The Company operates in several different and extremely competitive markets. Every employee should be aware that in any competitive environment, proprietary information and trade secrets must be safeguarded in the same way that all other important Company assets are protected. Information concerning pricing, products and services that are being developed, and other such trade secrets, including information pertaining to any prospective Company acquisition or divestiture, must be held in the strictest confidence, and reasonable prudence and care should be exercised in dealing with such information in order to avoid inadvertent inappropriate disclosure. This information must not be used in any way other than as required in performing employment duties. All files, records and reports acquired or created in the course of employment are the property of the Company. Originals or copies of such documents may be removed from the Company’s offices for the sole purpose of performing the employee’s duties to the Company and must be returned at any time upon request.

c. Trademarks, Service Marks and Copyrights

Trademarks and service marks – words, slogans, symbols, logos or other devices used to identify a particular source of goods or services – are important business tools and valuable assets which require care in their use and treatment. No employee may negotiate or enter into any agreement respecting the Company’s trademarks, service marks or logos without first consulting the President. The Company also respects the trademark rights of others and any proposed name of a new product, financial instrument or service intended to be sold or rendered to customers must be submitted to the CFO for clearance prior to its adoption and use. Similarly, using the trademark or service mark of another company, even one with whom our Company has a business relationship, always requires clearance or approval by the President, to ensure that the use of that other Company’s mark is proper.

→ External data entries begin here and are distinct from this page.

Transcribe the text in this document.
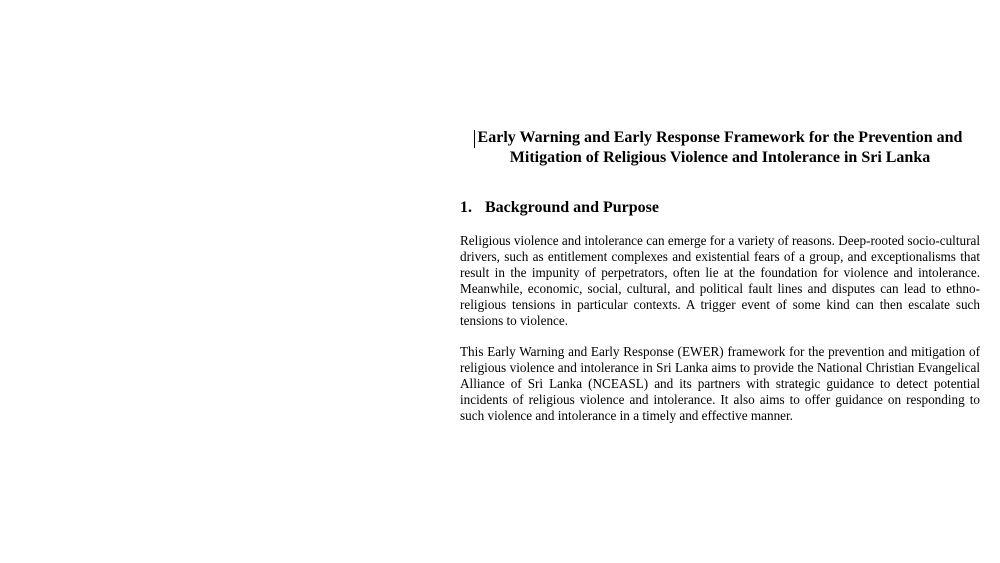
Early Warning and Early Response Framework for the Prevention and Mitigation of Religious Violence and Intolerance in Sri Lanka
1. Background and Purpose

Religious violence and intolerance can emerge for a variety of reasons. Deep-rooted socio-cultural drivers, such as entitlement complexes and existential fears of a group, and exceptionalisms that result in the impunity of perpetrators, often lie at the foundation for violence and intolerance. Meanwhile, economic, social, cultural, and political fault lines and disputes can lead to ethno-religious tensions in particular contexts. A trigger event of some kind can then escalate such tensions to violence.

This Early Warning and Early Response (EWER) framework for the prevention and mitigation of religious violence and intolerance in Sri Lanka aims to provide the National Christian Evangelical Alliance of Sri Lanka (NCEASL) and its partners with strategic guidance to detect potential incidents of religious violence and intolerance. It also aims to offer guidance on responding to such violence and intolerance in a timely and effective manner.
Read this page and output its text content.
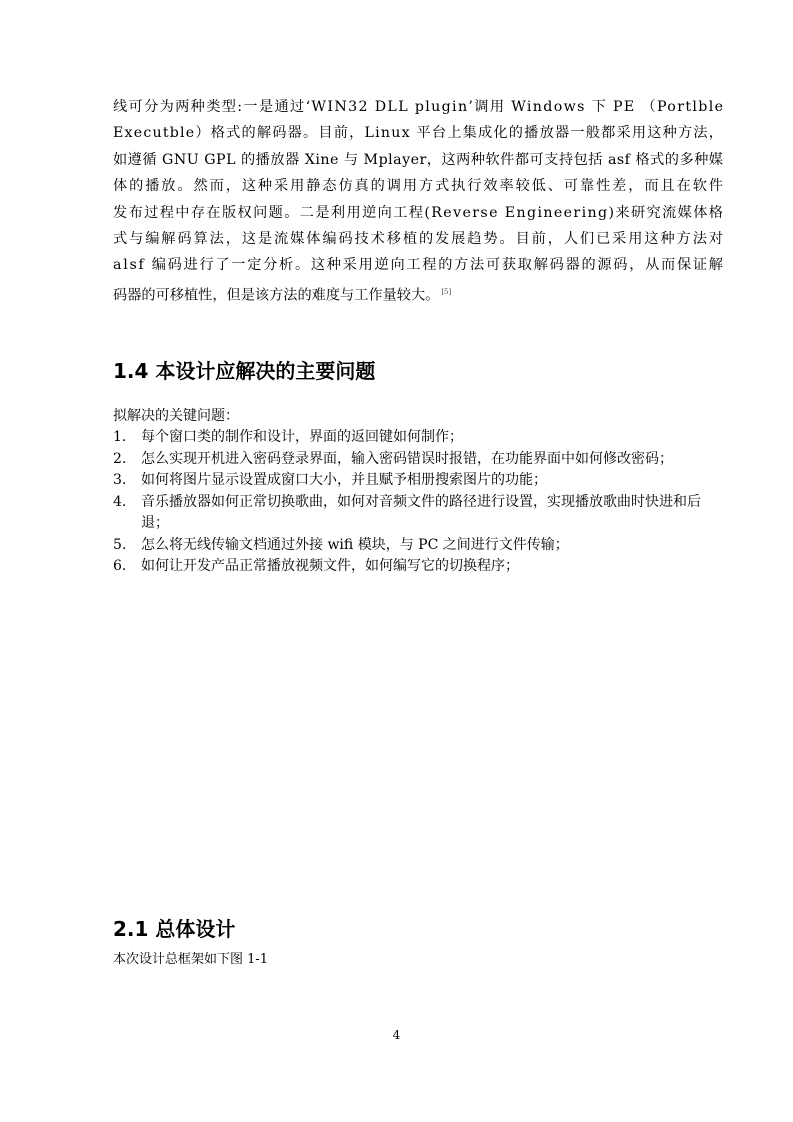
线可分为两种类型:一是通过‘WIN32 DLL plugin’调用 Windows 下 PE （Portlble
Executble）格式的解码器。目前，Linux 平台上集成化的播放器一般都采用这种方法，
如遵循 GNU GPL 的播放器 Xine 与 Mplayer，这两种软件都可支持包括 asf 格式的多种媒
体的播放。然而，这种采用静态仿真的调用方式执行效率较低、可靠性差，而且在软件
发布过程中存在版权问题。二是利用逆向工程(Reverse Engineering)来研究流媒体格
式与编解码算法，这是流媒体编码技术移植的发展趋势。目前，人们已采用这种方法对
alsf 编码进行了一定分析。这种采用逆向工程的方法可获取解码器的源码，从而保证解
码器的可移植性，但是该方法的难度与工作量较大。 [5]
1.4 本设计应解决的主要问题

拟解决的关键问题：

1. 每个窗口类的制作和设计，界面的返回键如何制作；
2. 怎么实现开机进入密码登录界面，输入密码错误时报错，在功能界面中如何修改密码；
3. 如何将图片显示设置成窗口大小，并且赋予相册搜索图片的功能；
4. 音乐播放器如何正常切换歌曲，如何对音频文件的路径进行设置，实现播放歌曲时快进和后退；
5. 怎么将无线传输文档通过外接 wifi 模块，与 PC 之间进行文件传输；
6. 如何让开发产品正常播放视频文件，如何编写它的切换程序；
2.1 总体设计

本次设计总框架如下图 1-1

4
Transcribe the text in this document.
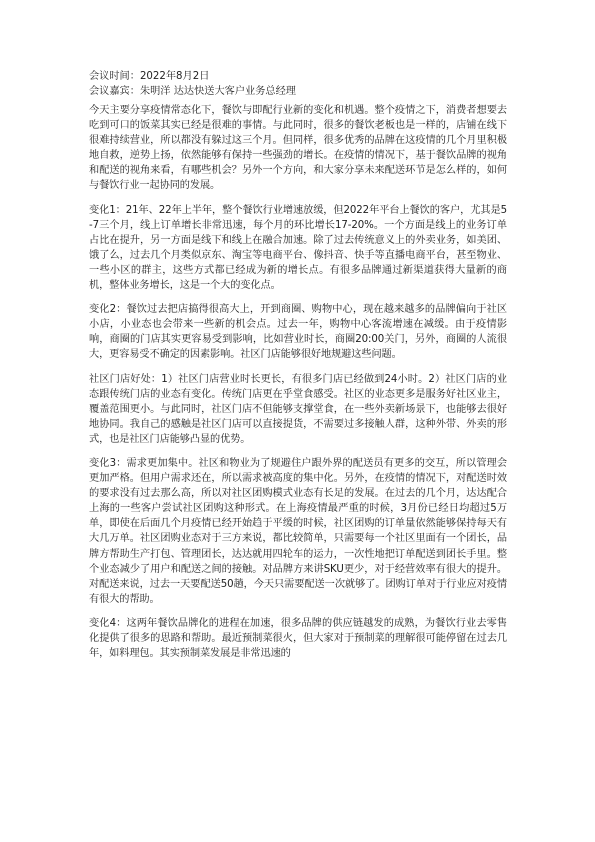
会议时间：2022年8月2日
会议嘉宾：朱明洋 达达快送大客户业务总经理

今天主要分享疫情常态化下，餐饮与即配行业新的变化和机遇。整个疫情之下，消费者想要去吃到可口的饭菜其实已经是很难的事情。与此同时，很多的餐饮老板也是一样的，店铺在线下很难持续营业，所以都没有躲过这三个月。但同样，很多优秀的品牌在这疫情的几个月里积极地自救，逆势上扬，依然能够有保持一些强劲的增长。在疫情的情况下，基于餐饮品牌的视角和配送的视角来看，有哪些机会？另外一个方向，和大家分享未来配送环节是怎么样的，如何与餐饮行业一起协同的发展。

变化1：21年、22年上半年，整个餐饮行业增速放缓，但2022年平台上餐饮的客户，尤其是5-7三个月，线上订单增长非常迅速，每个月的环比增长17-20%。一个方面是线上的业务订单占比在提升，另一方面是线下和线上在融合加速。除了过去传统意义上的外卖业务，如美团、饿了么，过去几个月类似京东、淘宝等电商平台、像抖音、快手等直播电商平台，甚至物业、一些小区的群主，这些方式都已经成为新的增长点。有很多品牌通过新渠道获得大量新的商机，整体业务增长，这是一个大的变化点。

变化2：餐饮过去把店搞得很高大上，开到商圈、购物中心，现在越来越多的品牌偏向于社区小店，小业态也会带来一些新的机会点。过去一年，购物中心客流增速在减缓。由于疫情影响，商圈的门店其实更容易受到影响，比如营业时长，商圈20:00关门，另外，商圈的人流很大，更容易受不确定的因素影响。社区门店能够很好地规避这些问题。

社区门店好处：1）社区门店营业时长更长，有很多门店已经做到24小时。2）社区门店的业态跟传统门店的业态有变化。传统门店更在乎堂食感受。社区的业态更多是服务好社区业主，覆盖范围更小。与此同时，社区门店不但能够支撑堂食，在一些外卖新场景下，也能够去很好地协同。我自己的感触是社区门店可以直接提货，不需要过多接触人群，这种外带、外卖的形式，也是社区门店能够凸显的优势。

变化3：需求更加集中。社区和物业为了规避住户跟外界的配送员有更多的交互，所以管理会更加严格。但用户需求还在，所以需求被高度的集中化。另外，在疫情的情况下，对配送时效的要求没有过去那么高，所以对社区团购模式业态有长足的发展。在过去的几个月，达达配合上海的一些客户尝试社区团购这种形式。在上海疫情最严重的时候，3月份已经日均超过5万单，即使在后面几个月疫情已经开始趋于平缓的时候，社区团购的订单量依然能够保持每天有大几万单。社区团购业态对于三方来说，都比较简单，只需要每一个社区里面有一个团长，品牌方帮助生产打包、管理团长，达达就用四轮车的运力，一次性地把订单配送到团长手里。整个业态减少了用户和配送之间的接触。对品牌方来讲SKU更少，对于经营效率有很大的提升。对配送来说，过去一天要配送50趟，今天只需要配送一次就够了。团购订单对于行业应对疫情有很大的帮助。

变化4：这两年餐饮品牌化的进程在加速，很多品牌的供应链越发的成熟，为餐饮行业去零售化提供了很多的思路和帮助。最近预制菜很火，但大家对于预制菜的理解很可能停留在过去几年，如料理包。其实预制菜发展是非常迅速的
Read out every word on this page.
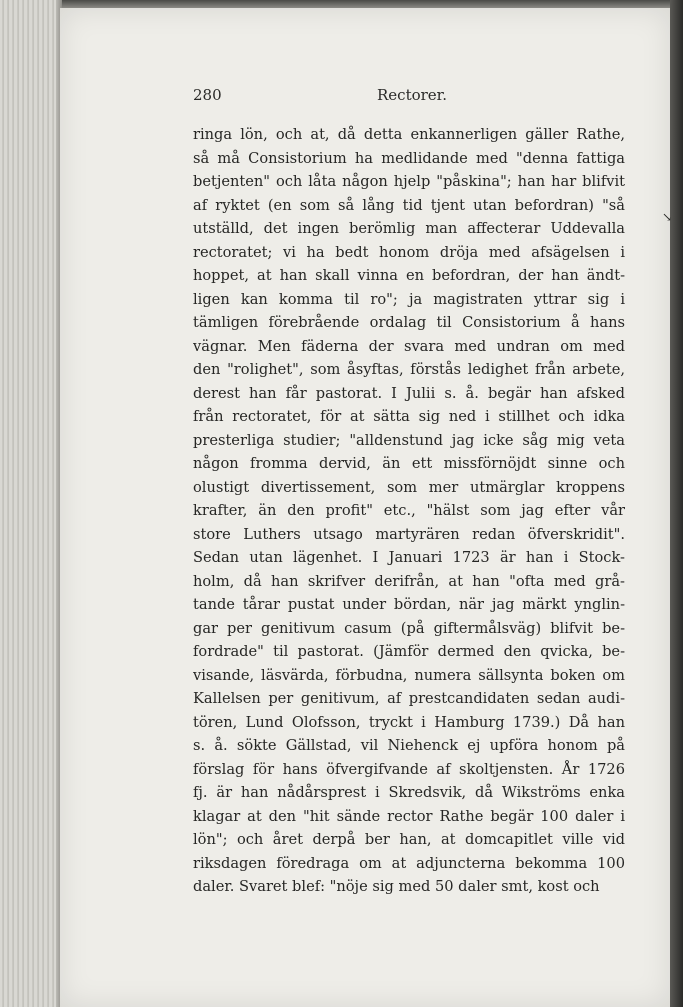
↘
280	Rectorer.
ringa lön, och at, då detta enkannerligen gäller Rathe,
så må Consistorium ha medlidande med "denna fattiga
betjenten" och låta någon hjelp "påskina"; han har blifvit
af ryktet (en som så lång tid tjent utan befordran) "så
utställd, det ingen berömlig man affecterar Uddevalla
rectoratet; vi ha bedt honom dröja med afsägelsen i
hoppet, at han skall vinna en befordran, der han ändt-
ligen kan komma til ro"; ja magistraten yttrar sig i
tämligen förebrående ordalag til Consistorium å hans
vägnar. Men fäderna der svara med undran om med
den "rolighet", som åsyftas, förstås ledighet från arbete,
derest han får pastorat. I Julii s. å. begär han afsked
från rectoratet, för at sätta sig ned i stillhet och idka
presterliga studier; "alldenstund jag icke såg mig veta
någon fromma dervid, än ett missförnöjdt sinne och
olustigt divertissement, som mer utmärglar kroppens
krafter, än den profit" etc., "hälst som jag efter vår
store Luthers utsago martyrären redan öfverskridit".
Sedan utan lägenhet. I Januari 1723 är han i Stock-
holm, då han skrifver derifrån, at han "ofta med grå-
tande tårar pustat under bördan, när jag märkt ynglin-
gar per genitivum casum (på giftermålsväg) blifvit be-
fordrade" til pastorat. (Jämför dermed den qvicka, be-
visande, läsvärda, förbudna, numera sällsynta boken om
Kallelsen per genitivum, af prestcandidaten sedan audi-
tören, Lund Olofsson, tryckt i Hamburg 1739.) Då han
s. å. sökte Gällstad, vil Niehenck ej upföra honom på
förslag för hans öfvergifvande af skoltjensten. År 1726
fj. är han nådårsprest i Skredsvik, då Wikströms enka
klagar at den "hit sände rector Rathe begär 100 daler i
lön"; och året derpå ber han, at domcapitlet ville vid
riksdagen föredraga om at adjuncterna bekomma 100
daler. Svaret blef: "nöje sig med 50 daler smt, kost och
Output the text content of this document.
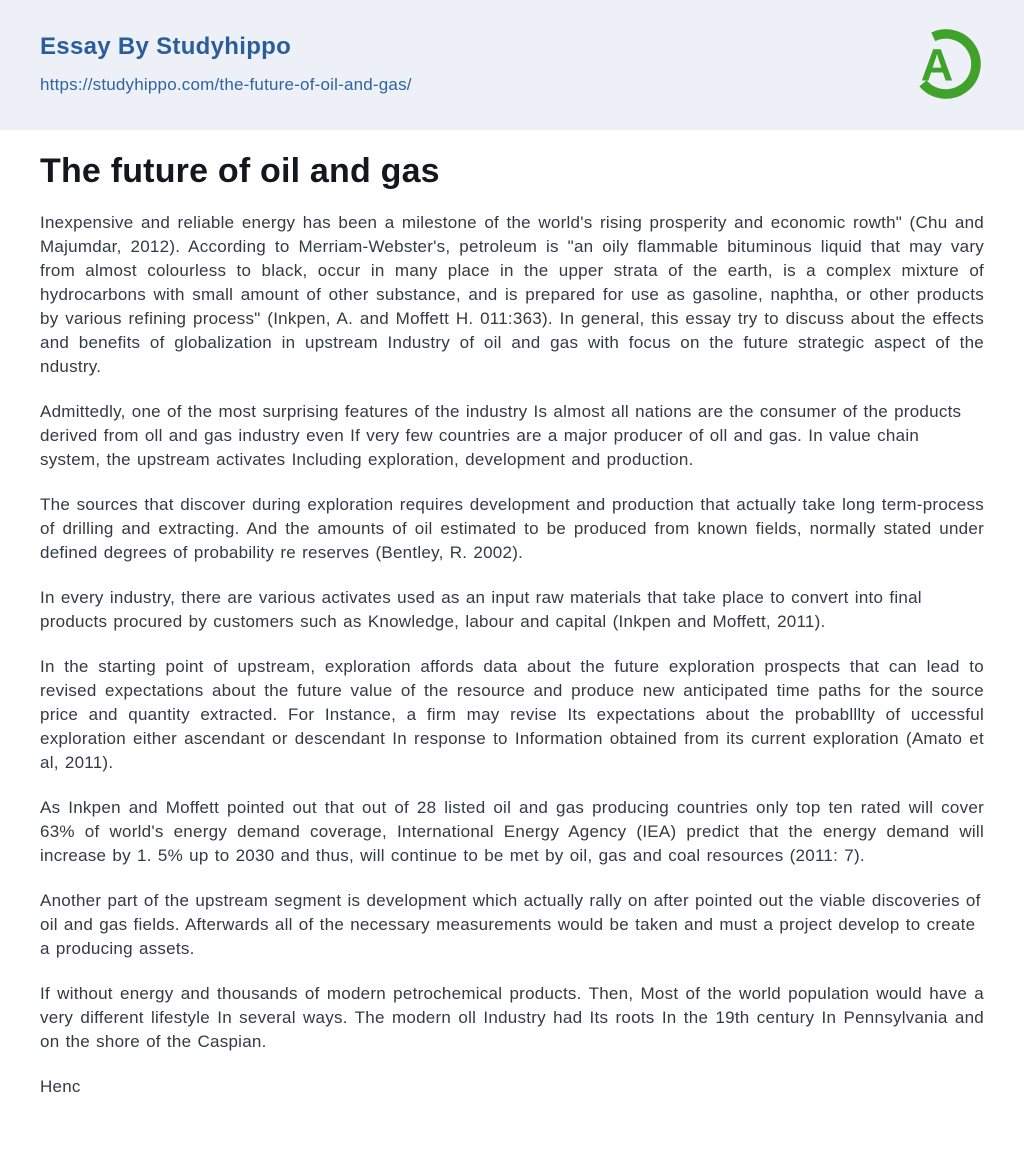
Essay By Studyhippo
https://studyhippo.com/the-future-of-oil-and-gas/	A
The future of oil and gas

Inexpensive and reliable energy has been a milestone of the world's rising prosperity and economic rowth" (Chu and Majumdar, 2012). According to Merriam-Webster's, petroleum is "an oily flammable bituminous liquid that may vary from almost colourless to black, occur in many place in the upper strata of the earth, is a complex mixture of hydrocarbons with small amount of other substance, and is prepared for use as gasoline, naphtha, or other products by various refining process" (Inkpen, A. and Moffett H. 011:363). In general, this essay try to discuss about the effects and benefits of globalization in upstream Industry of oil and gas with focus on the future strategic aspect of the ndustry.

Admittedly, one of the most surprising features of the industry Is almost all nations are the consumer of the products derived from oll and gas industry even If very few countries are a major producer of oll and gas. In value chain system, the upstream activates Including exploration, development and production.

The sources that discover during exploration requires development and production that actually take long term-process of drilling and extracting. And the amounts of oil estimated to be produced from known fields, normally stated under defined degrees of probability re reserves (Bentley, R. 2002).

In every industry, there are various activates used as an input raw materials that take place to convert into final products procured by customers such as Knowledge, labour and capital (Inkpen and Moffett, 2011).

In the starting point of upstream, exploration affords data about the future exploration prospects that can lead to revised expectations about the future value of the resource and produce new anticipated time paths for the source price and quantity extracted. For Instance, a firm may revise Its expectations about the probablllty of uccessful exploration either ascendant or descendant In response to Information obtained from its current exploration (Amato et al, 2011).

As Inkpen and Moffett pointed out that out of 28 listed oil and gas producing countries only top ten rated will cover 63% of world's energy demand coverage, International Energy Agency (IEA) predict that the energy demand will increase by 1. 5% up to 2030 and thus, will continue to be met by oil, gas and coal resources (2011: 7).

Another part of the upstream segment is development which actually rally on after pointed out the viable discoveries of oil and gas fields. Afterwards all of the necessary measurements would be taken and must a project develop to create a producing assets.

If without energy and thousands of modern petrochemical products. Then, Most of the world population would have a very different lifestyle In several ways. The modern oll Industry had Its roots In the 19th century In Pennsylvania and on the shore of the Caspian.

Henc
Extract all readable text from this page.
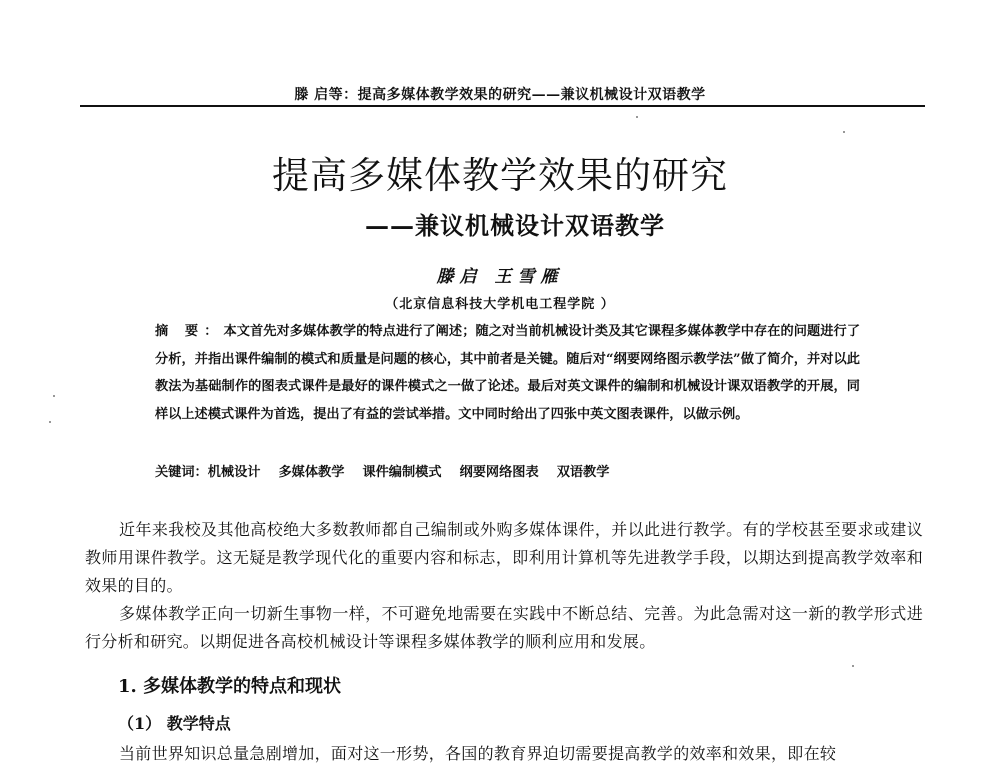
滕 启等：提高多媒体教学效果的研究——兼议机械设计双语教学
提高多媒体教学效果的研究
——兼议机械设计双语教学
滕启 王雪雁
（北京信息科技大学机电工程学院 ）

摘 要：本文首先对多媒体教学的特点进行了阐述；随之对当前机械设计类及其它课程多媒体教学中存在的问题进行了分析，并指出课件编制的模式和质量是问题的核心，其中前者是关键。随后对“纲要网络图示教学法”做了简介，并对以此教法为基础制作的图表式课件是最好的课件模式之一做了论述。最后对英文课件的编制和机械设计课双语教学的开展，同样以上述模式课件为首选，提出了有益的尝试举措。文中同时给出了四张中英文图表课件，以做示例。

关键词：机械设计 多媒体教学 课件编制模式 纲要网络图表 双语教学

近年来我校及其他高校绝大多数教师都自己编制或外购多媒体课件，并以此进行教学。有的学校甚至要求或建议教师用课件教学。这无疑是教学现代化的重要内容和标志，即利用计算机等先进教学手段，以期达到提高教学效率和效果的目的。

多媒体教学正向一切新生事物一样，不可避免地需要在实践中不断总结、完善。为此急需对这一新的教学形式进行分析和研究。以期促进各高校机械设计等课程多媒体教学的顺利应用和发展。

1. 多媒体教学的特点和现状
（1） 教学特点

当前世界知识总量急剧增加，面对这一形势，各国的教育界迫切需要提高教学的效率和效果，即在较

Employees must avoid the unauthorized use of copyrighted materials of others and should confer with the CFO if they have any questions regarding the permissibility of photocopying, excerpting, electronically copying or otherwise using copyrighted materials. In addition, simply because material is available for copying, such as matter downloaded from the Internet, does not mean that it is automatically permissible to copy or recirculate (by, for example, email or posting to an intranet facility). All copies of work that is authorized to be made available for ultimate distribution to the public, including all machine readable works such as computer software, must bear the prescribed form of copyright notice.

The Company is legally entitled to all rights in ideas, inventions and works of authorship relating to its business that are made by employees during the scope of their employment with the Company or using the resources of the Company (“Employee Developments”). As a condition of employment, employees are required to promptly disclose all Employee Ideas to their supervisor, and to execute the necessary documentation to transfer all Employee Developments to the Company to evidence their ownership, or to obtain legal protection for them.

5. Company Political Involvement

Employees are free to exercise the right to make political contributions within legal limits, unless such a contribution is otherwise prohibited by other policies of the Company. The Company will not reimburse any employee for political contributions, and employees should not attempt to receive or facilitate such reimbursements. Generally, no contribution may be made with the expectation of favorable government treatment in return. In any event, all contributions, by whomever made, are subject to a series of complex and sometimes inconsistent sets of rules governing, among other things, the amount of, and manner in which, contributions may be made. Any questions about compliance should be directed to the President. In addition, any political activity or contribution by an employee which might appear to constitute an endorsement or contribution by the Company must be approved in advance by the President.